Scientific classification
- Kingdom: Plantae
- Clade: Tracheophytes
- Clade: Angiosperms
- Clade: Eudicots
- Clade: Rosids
- Order: Malpighiales
- Family: Salicaceae
- Genus: Salix
- Species: S. argyrocarpa
- Binomial name: Salix argyrocarpa Andersson
- Synonyms: Salix argyrocarpa denudata Andersson ; Salix argyrocarpa var. glabrior Andersson ; Salix argyrocarpa sericea (Andersson) Andersson ; Salix argyrocarpa var. sericea Andersson ; Salix fusca Hook. ; Salix repens Pursh;

= Salix argyrocarpa =

- Genus: Salix
- Species: argyrocarpa
- Authority: Andersson
- Conservation status: G5

Species of willow

Salix argyrocarpa is a species of willow native to northeastern North America.

== Description ==
Salix argyrocarpa grows as a shrub and can sometimes form clones by layering. The branches are red to brown in color with little to no hair. The leaves generally lack functioning stipules and are narrow and elliptic, oblong, or oblanceolate in shape, measuring 25-65 × 7-15 mm. The catkins flower in June to early August as the leaves emerge, and the capsules measure 2-4 mm.

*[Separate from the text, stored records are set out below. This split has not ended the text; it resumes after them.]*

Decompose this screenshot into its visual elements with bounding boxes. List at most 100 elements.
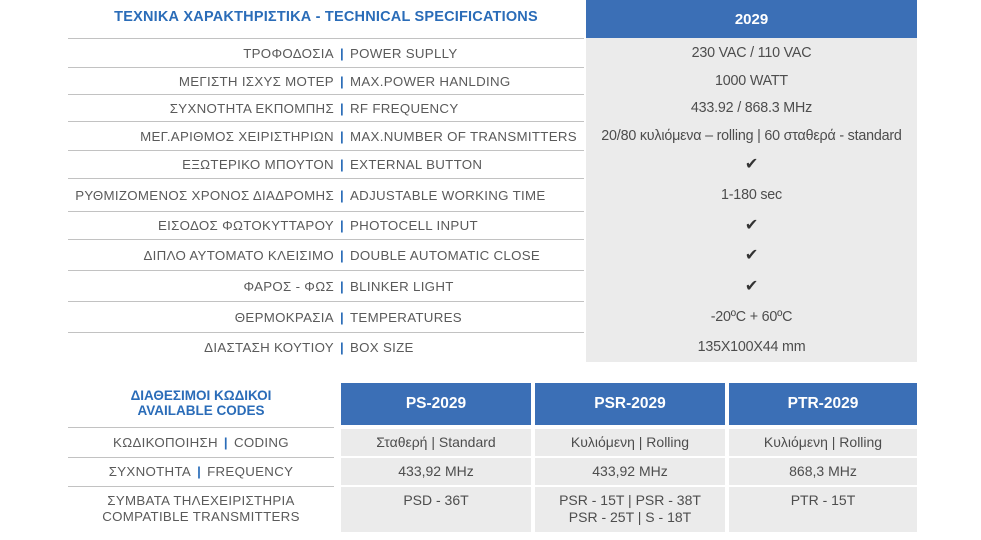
- label-separator: |: [339, 340, 344, 355]
- code-cell: Κυλιόμενη | Rolling: [535, 429, 725, 456]
- checkmark-icon: ✔: [586, 270, 917, 301]
- code-cell: Σταθερή | Standard: [341, 429, 531, 456]
- spec-label-greek: ΔΙΠΛΟ ΑΥΤΟΜΑΤΟ ΚΛΕΙΣΙΜΟ: [143, 247, 334, 263]
- spec-table-title: ΤΕΧΝΙΚΑ ΧΑΡΑΚΤΗΡΙΣΤΙΚΑ - TECHNICAL SPECI…: [114, 9, 538, 25]
- code-cell-line: 868,3 MHz: [789, 463, 857, 479]
- spec-label: ΜΕΓ.ΑΡΙΘΜΟΣ ΧΕΙΡΙΣΤΗΡΙΩΝ | MAX.NUMBER OF T…: [68, 121, 584, 150]
- code-label-greek: ΣΥΜΒΑΤΑ ΤΗΛΕΧΕΙΡΙΣΤΗΡΙΑ: [107, 493, 295, 508]
- spec-row: ΤΡΟΦΟΔΟΣΙΑ | POWER SUPLLY 230 VAC / 110 VAC: [68, 38, 917, 67]
- spec-value: 20/80 κυλιόμενα – rolling | 60 σταθερά -…: [586, 121, 917, 150]
- label-separator: |: [339, 309, 344, 325]
- code-model-header: PTR-2029: [729, 383, 917, 425]
- code-cell-line: Κυλιόμενη | Rolling: [763, 434, 883, 450]
- code-cell-line: 433,92 MHz: [592, 463, 668, 479]
- code-cell: PSR - 15T | PSR - 38T PSR - 25T | S - 18T: [535, 487, 725, 532]
- code-label-greek: ΚΩΔΙΚΟΠΟΙΗΣΗ: [113, 434, 218, 450]
- spec-value: 1-180 sec: [586, 178, 917, 211]
- spec-label-greek: ΘΕΡΜΟΚΡΑΣΙΑ: [234, 309, 334, 325]
- spec-row: ΣΥΧΝΟΤΗΤΑ ΕΚΠΟΜΠΗΣ | RF FREQUENCY 433.92 / …: [68, 94, 917, 121]
- spec-label: ΤΡΟΦΟΔΟΣΙΑ | POWER SUPLLY: [68, 38, 584, 67]
- label-separator: |: [339, 73, 344, 89]
- code-row-label: ΚΩΔΙΚΟΠΟΙΗΣΗ | CODING: [68, 427, 334, 457]
- spec-label-english: MAX.POWER HANLDING: [350, 73, 511, 89]
- spec-label: ΕΙΣΟΔΟΣ ΦΩΤΟΚΥΤΤΑΡΟΥ | PHOTOCELL INPUT: [68, 211, 584, 239]
- code-cell: PTR - 15T: [729, 487, 917, 532]
- label-separator: |: [339, 187, 344, 203]
- spec-label: ΘΕΡΜΟΚΡΑΣΙΑ | TEMPERATURES: [68, 301, 584, 332]
- spec-label-greek: ΦΑΡΟΣ - ΦΩΣ: [243, 278, 334, 294]
- spec-model-header: 2029: [586, 0, 917, 38]
- spec-label-english: BOX SIZE: [350, 340, 414, 355]
- label-separator: |: [339, 157, 344, 172]
- code-cell-line: Κυλιόμενη | Rolling: [570, 434, 690, 450]
- code-cell-line: PSD - 36T: [403, 492, 469, 508]
- checkmark-icon: ✔: [586, 211, 917, 239]
- label-separator: |: [223, 434, 228, 450]
- label-separator: |: [339, 218, 344, 233]
- spec-value: 230 VAC / 110 VAC: [586, 38, 917, 67]
- spec-label-english: PHOTOCELL INPUT: [350, 218, 478, 233]
- spec-row: ΦΑΡΟΣ - ΦΩΣ | BLINKER LIGHT ✔: [68, 270, 917, 301]
- spec-row: ΔΙΠΛΟ ΑΥΤΟΜΑΤΟ ΚΛΕΙΣΙΜΟ | DOUBLE AUTOMATIC…: [68, 239, 917, 270]
- code-row-label: ΣΥΧΝΟΤΗΤΑ | FREQUENCY: [68, 457, 334, 486]
- spec-row: ΡΥΘΜΙΖΟΜΕΝΟΣ ΧΡΟΝΟΣ ΔΙΑΔΡΟΜΗΣ | ADJUSTABLE…: [68, 178, 917, 211]
- spec-label-english: MAX.NUMBER OF TRANSMITTERS: [350, 128, 577, 144]
- spec-label: ΕΞΩΤΕΡΙΚΟ ΜΠΟΥΤΟΝ | EXTERNAL BUTTON: [68, 150, 584, 178]
- spec-label: ΡΥΘΜΙΖΟΜΕΝΟΣ ΧΡΟΝΟΣ ΔΙΑΔΡΟΜΗΣ | ADJUSTABLE…: [68, 178, 584, 211]
- checkmark-icon: ✔: [586, 239, 917, 270]
- spec-label: ΔΙΑΣΤΑΣΗ ΚΟΥΤΙΟΥ | BOX SIZE: [68, 332, 584, 362]
- spec-row: ΕΙΣΟΔΟΣ ΦΩΤΟΚΥΤΤΑΡΟΥ | PHOTOCELL INPUT ✔: [68, 211, 917, 239]
- spec-label-english: EXTERNAL BUTTON: [350, 157, 483, 172]
- spec-label-greek: ΕΞΩΤΕΡΙΚΟ ΜΠΟΥΤΟΝ: [182, 157, 334, 172]
- spec-label-greek: ΜΕΓ.ΑΡΙΘΜΟΣ ΧΕΙΡΙΣΤΗΡΙΩΝ: [140, 128, 334, 144]
- spec-label-english: ADJUSTABLE WORKING TIME: [350, 187, 546, 203]
- label-separator: |: [339, 247, 344, 263]
- spec-label: ΔΙΠΛΟ ΑΥΤΟΜΑΤΟ ΚΛΕΙΣΙΜΟ | DOUBLE AUTOMATIC…: [68, 239, 584, 270]
- spec-value: 433.92 / 868.3 MHz: [586, 94, 917, 121]
- spec-label-greek: ΤΡΟΦΟΔΟΣΙΑ: [243, 45, 334, 61]
- spec-label-english: TEMPERATURES: [350, 309, 462, 325]
- code-model-header: PSR-2029: [535, 383, 725, 425]
- spec-value: 135X100X44 mm: [586, 332, 917, 362]
- code-cell: 433,92 MHz: [535, 458, 725, 485]
- label-separator: |: [339, 100, 344, 116]
- spec-row: ΜΕΓΙΣΤΗ ΙΣΧΥΣ ΜΟΤΕΡ | MAX.POWER HANLDING 10…: [68, 67, 917, 94]
- code-cell-line: PTR - 15T: [790, 492, 856, 508]
- spec-label-english: RF FREQUENCY: [350, 100, 459, 116]
- spec-value: -20ºC + 60ºC: [586, 301, 917, 332]
- codes-title-greek: ΔΙΑΘΕΣΙΜΟΙ ΚΩΔΙΚΟΙ: [130, 388, 272, 403]
- spec-label-greek: ΔΙΑΣΤΑΣΗ ΚΟΥΤΙΟΥ: [204, 340, 334, 355]
- code-cell-line: 433,92 MHz: [398, 463, 474, 479]
- label-separator: |: [197, 464, 202, 479]
- code-label-english: CODING: [233, 434, 289, 450]
- code-label-greek: ΣΥΧΝΟΤΗΤΑ: [108, 464, 192, 479]
- checkmark-icon: ✔: [586, 150, 917, 178]
- spec-row: ΜΕΓ.ΑΡΙΘΜΟΣ ΧΕΙΡΙΣΤΗΡΙΩΝ | MAX.NUMBER OF T…: [68, 121, 917, 150]
- spec-label-greek: ΡΥΘΜΙΖΟΜΕΝΟΣ ΧΡΟΝΟΣ ΔΙΑΔΡΟΜΗΣ: [75, 187, 334, 203]
- code-cell: Κυλιόμενη | Rolling: [729, 429, 917, 456]
- label-separator: |: [339, 128, 344, 144]
- code-cell-line: PSR - 15T | PSR - 38T: [559, 492, 701, 508]
- code-cell: PSD - 36T: [341, 487, 531, 532]
- spec-label-greek: ΕΙΣΟΔΟΣ ΦΩΤΟΚΥΤΤΑΡΟΥ: [157, 218, 334, 233]
- code-cell: 433,92 MHz: [341, 458, 531, 485]
- code-cell-line: PSR - 25T | S - 18T: [568, 509, 692, 525]
- spec-label-greek: ΣΥΧΝΟΤΗΤΑ ΕΚΠΟΜΠΗΣ: [169, 100, 334, 116]
- spec-label-english: POWER SUPLLY: [350, 45, 458, 61]
- spec-row: ΔΙΑΣΤΑΣΗ ΚΟΥΤΙΟΥ | BOX SIZE 135X100X44 mm: [68, 332, 917, 362]
- code-row-label: ΣΥΜΒΑΤΑ ΤΗΛΕΧΕΙΡΙΣΤΗΡΙΑ COMPATIBLE TRANSM…: [68, 486, 334, 532]
- spec-label-english: DOUBLE AUTOMATIC CLOSE: [350, 247, 541, 263]
- spec-label: ΜΕΓΙΣΤΗ ΙΣΧΥΣ ΜΟΤΕΡ | MAX.POWER HANLDING: [68, 67, 584, 94]
- code-cell: 868,3 MHz: [729, 458, 917, 485]
- spec-label-greek: ΜΕΓΙΣΤΗ ΙΣΧΥΣ ΜΟΤΕΡ: [178, 73, 334, 89]
- label-separator: |: [339, 45, 344, 61]
- spec-label: ΣΥΧΝΟΤΗΤΑ ΕΚΠΟΜΠΗΣ | RF FREQUENCY: [68, 94, 584, 121]
- label-separator: |: [339, 278, 344, 294]
- code-model-header: PS-2029: [341, 383, 531, 425]
- spec-row: ΕΞΩΤΕΡΙΚΟ ΜΠΟΥΤΟΝ | EXTERNAL BUTTON ✔: [68, 150, 917, 178]
- spec-label: ΦΑΡΟΣ - ΦΩΣ | BLINKER LIGHT: [68, 270, 584, 301]
- code-cell-line: Σταθερή | Standard: [376, 434, 496, 450]
- spec-label-english: BLINKER LIGHT: [350, 278, 454, 294]
- codes-table-title: ΔΙΑΘΕΣΙΜΟΙ ΚΩΔΙΚΟΙ AVAILABLE CODES: [68, 385, 334, 421]
- code-label-english: COMPATIBLE TRANSMITTERS: [102, 509, 300, 524]
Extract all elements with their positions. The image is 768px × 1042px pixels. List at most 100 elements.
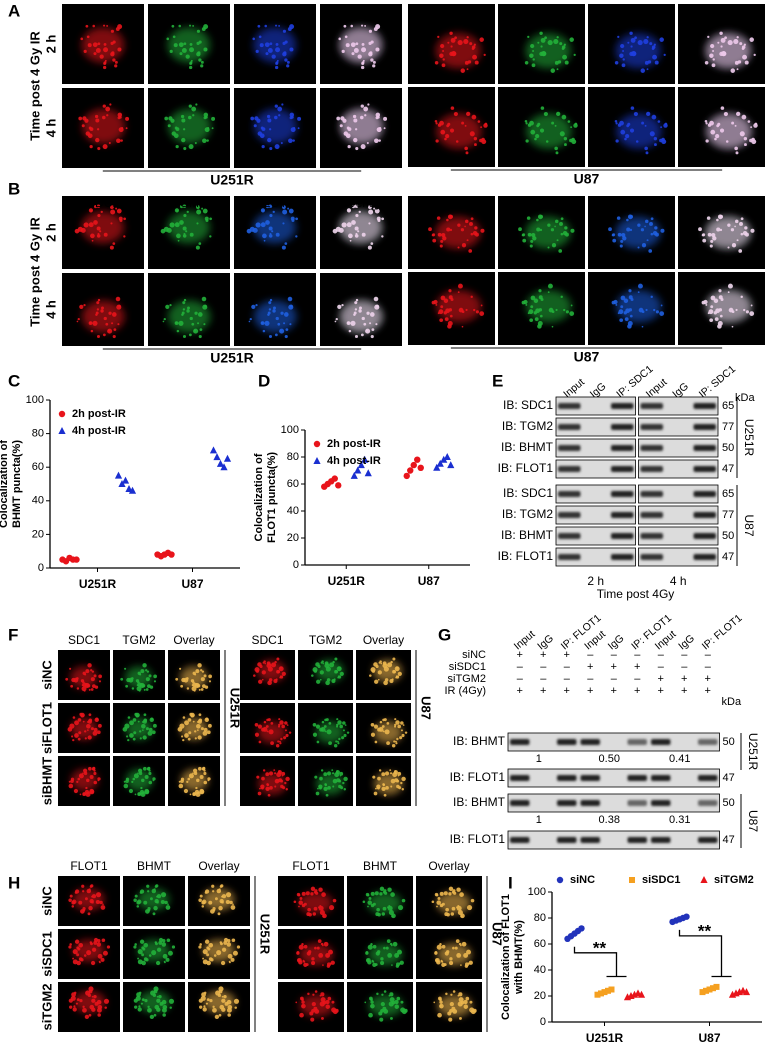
puncta — [472, 54, 477, 60]
micrograph — [408, 87, 495, 167]
condition-sign: + — [611, 685, 617, 697]
puncta — [171, 945, 176, 949]
puncta — [195, 103, 198, 106]
signals — [68, 937, 111, 966]
puncta — [337, 304, 342, 309]
puncta — [72, 716, 76, 719]
puncta — [298, 944, 304, 950]
puncta — [65, 677, 69, 681]
condition-sign: + — [611, 661, 617, 673]
puncta — [321, 720, 325, 724]
puncta — [189, 24, 192, 27]
puncta — [146, 670, 150, 673]
puncta — [257, 662, 262, 667]
puncta — [318, 906, 321, 909]
micrograph — [408, 272, 495, 345]
signals — [336, 103, 388, 151]
puncta — [315, 662, 320, 667]
puncta — [312, 912, 317, 916]
panel-label: I — [508, 873, 513, 892]
row-label: IB: BHMT — [453, 795, 506, 809]
puncta — [440, 239, 444, 243]
puncta — [454, 946, 458, 950]
column-label: TGM2 — [172, 196, 206, 210]
puncta — [539, 314, 543, 318]
puncta — [280, 737, 283, 741]
column-label: Overlay — [340, 4, 381, 18]
puncta — [398, 786, 402, 790]
puncta — [719, 128, 725, 133]
puncta — [97, 779, 100, 782]
data-point — [578, 925, 585, 932]
puncta — [395, 740, 397, 743]
puncta — [288, 731, 292, 734]
puncta — [84, 1014, 90, 1020]
puncta — [615, 122, 618, 125]
puncta — [735, 308, 738, 312]
puncta — [441, 232, 446, 238]
puncta — [167, 950, 173, 956]
puncta — [254, 667, 260, 673]
puncta — [354, 226, 359, 231]
puncta — [370, 667, 376, 673]
legend-label: siTGM2 — [714, 874, 754, 886]
signals — [608, 214, 665, 253]
puncta — [440, 295, 446, 301]
puncta — [181, 118, 186, 123]
ratio-label: 1 — [536, 814, 542, 826]
puncta — [325, 680, 330, 686]
puncta — [201, 992, 206, 997]
puncta — [273, 306, 276, 310]
puncta — [203, 47, 208, 52]
condition-sign: + — [658, 685, 664, 697]
blot-band — [611, 533, 634, 539]
y-tick-label: 80 — [534, 912, 546, 924]
puncta — [91, 947, 97, 952]
puncta — [186, 210, 189, 214]
puncta — [401, 1009, 407, 1015]
puncta — [444, 137, 447, 141]
puncta — [202, 684, 206, 689]
puncta — [551, 325, 554, 328]
puncta — [744, 143, 747, 147]
puncta — [332, 898, 337, 903]
puncta — [465, 308, 468, 312]
puncta — [724, 36, 727, 40]
puncta — [269, 213, 273, 218]
puncta — [144, 789, 150, 795]
puncta — [178, 783, 184, 789]
puncta — [204, 717, 209, 723]
puncta — [361, 232, 366, 237]
y-tick-label: 60 — [32, 461, 44, 473]
puncta — [477, 120, 481, 123]
puncta — [643, 39, 649, 45]
puncta — [317, 787, 319, 790]
puncta — [187, 718, 192, 722]
puncta — [404, 731, 408, 734]
puncta — [268, 226, 273, 231]
puncta — [337, 740, 339, 743]
puncta — [76, 780, 79, 784]
puncta — [365, 892, 370, 897]
puncta — [271, 230, 274, 233]
puncta — [153, 888, 156, 890]
puncta — [257, 131, 263, 136]
puncta — [534, 317, 539, 322]
column-label: Overlay — [173, 633, 214, 647]
puncta — [536, 227, 541, 232]
puncta — [268, 301, 272, 305]
puncta — [74, 939, 80, 944]
condition-sign: – — [564, 661, 571, 673]
signals — [68, 884, 106, 916]
panel-label: B — [8, 179, 20, 198]
puncta — [76, 953, 80, 957]
puncta — [255, 222, 261, 228]
puncta — [250, 116, 255, 121]
puncta — [332, 1009, 338, 1015]
puncta — [136, 686, 142, 692]
puncta — [336, 116, 341, 121]
puncta — [199, 328, 203, 332]
channel-layer — [198, 884, 236, 916]
condition-sign: – — [517, 661, 524, 673]
puncta — [650, 217, 654, 221]
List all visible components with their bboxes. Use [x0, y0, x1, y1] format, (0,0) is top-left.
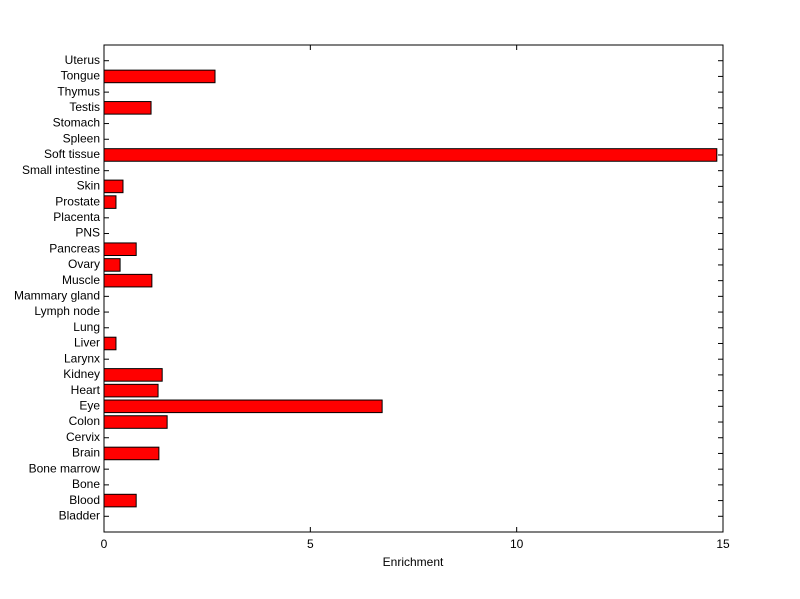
- bar: [103, 148, 718, 162]
- x-tick-label: 5: [307, 537, 314, 551]
- y-tick-label: Soft tissue: [44, 147, 100, 161]
- bar: [103, 446, 160, 461]
- y-tick-label: Bladder: [59, 508, 100, 522]
- y-tick-label: Skin: [77, 179, 100, 193]
- y-tick-label: Bone marrow: [29, 461, 101, 475]
- y-tick-label: Tongue: [61, 69, 101, 83]
- y-tick-label: Stomach: [53, 116, 100, 130]
- y-tick-label: Muscle: [62, 273, 100, 287]
- y-tick-label: Lung: [73, 320, 100, 334]
- y-tick-label: Blood: [69, 493, 100, 507]
- x-axis-label: Enrichment: [383, 555, 444, 569]
- bar: [103, 336, 117, 351]
- bar: [103, 69, 216, 84]
- y-tick-label: Bone: [72, 477, 100, 491]
- y-tick-label: Small intestine: [22, 163, 100, 177]
- y-tick-label: Placenta: [53, 210, 100, 224]
- y-tick-label: Testis: [69, 100, 100, 114]
- bar: [103, 273, 153, 288]
- bar: [103, 493, 137, 508]
- bar: [103, 195, 117, 209]
- y-tick-label: Eye: [79, 398, 100, 412]
- x-tick-label: 0: [101, 537, 108, 551]
- plot-area: [103, 44, 724, 533]
- y-tick-label: Pancreas: [49, 241, 100, 255]
- bar: [103, 399, 383, 414]
- bar: [103, 383, 159, 398]
- bar: [103, 101, 152, 115]
- y-tick-label: Cervix: [66, 430, 100, 444]
- x-tick-label: 10: [510, 537, 524, 551]
- y-tick-label: Ovary: [68, 257, 100, 271]
- bar: [103, 368, 163, 382]
- bar: [103, 242, 137, 257]
- bar: [103, 258, 121, 272]
- y-tick-label: Colon: [69, 414, 100, 428]
- y-tick-label: Liver: [74, 336, 100, 350]
- y-tick-label: Larynx: [64, 351, 100, 365]
- y-tick-label: Heart: [71, 383, 101, 397]
- y-tick-label: Spleen: [63, 131, 100, 145]
- bar: [103, 179, 124, 194]
- y-tick-label: Thymus: [57, 84, 100, 98]
- y-tick-label: Mammary gland: [14, 289, 100, 303]
- y-tick-label: Prostate: [55, 194, 100, 208]
- y-tick-label: Brain: [72, 446, 100, 460]
- x-tick-label: 15: [716, 537, 730, 551]
- y-tick-label: Lymph node: [34, 304, 100, 318]
- y-tick-label: Kidney: [63, 367, 100, 381]
- y-tick-label: PNS: [75, 226, 100, 240]
- bar: [103, 415, 168, 429]
- y-tick-label: Uterus: [65, 53, 100, 67]
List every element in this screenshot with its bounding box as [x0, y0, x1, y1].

== Habitat and distribution ==
Salix argyrocarpa grows naturally in Newfoundland and Labrador, Quebec, Nunavut (on the Belcher Islands), Maine, and New Hampshire. It inhabits wet areas, including floodplains, edges of lakes and streams, and snowbeds, as well as subarctic and subalpine habitats. It prefers granitic, sandstone, and limestone soils.

== Hybridization ==
The species hybridizes naturally with Salix herbacea, S. pedicellaris, and S. planifolia.

== Names ==
Common names include Labrador willow and Northern willow. The plant also has several taxonomic synonyms.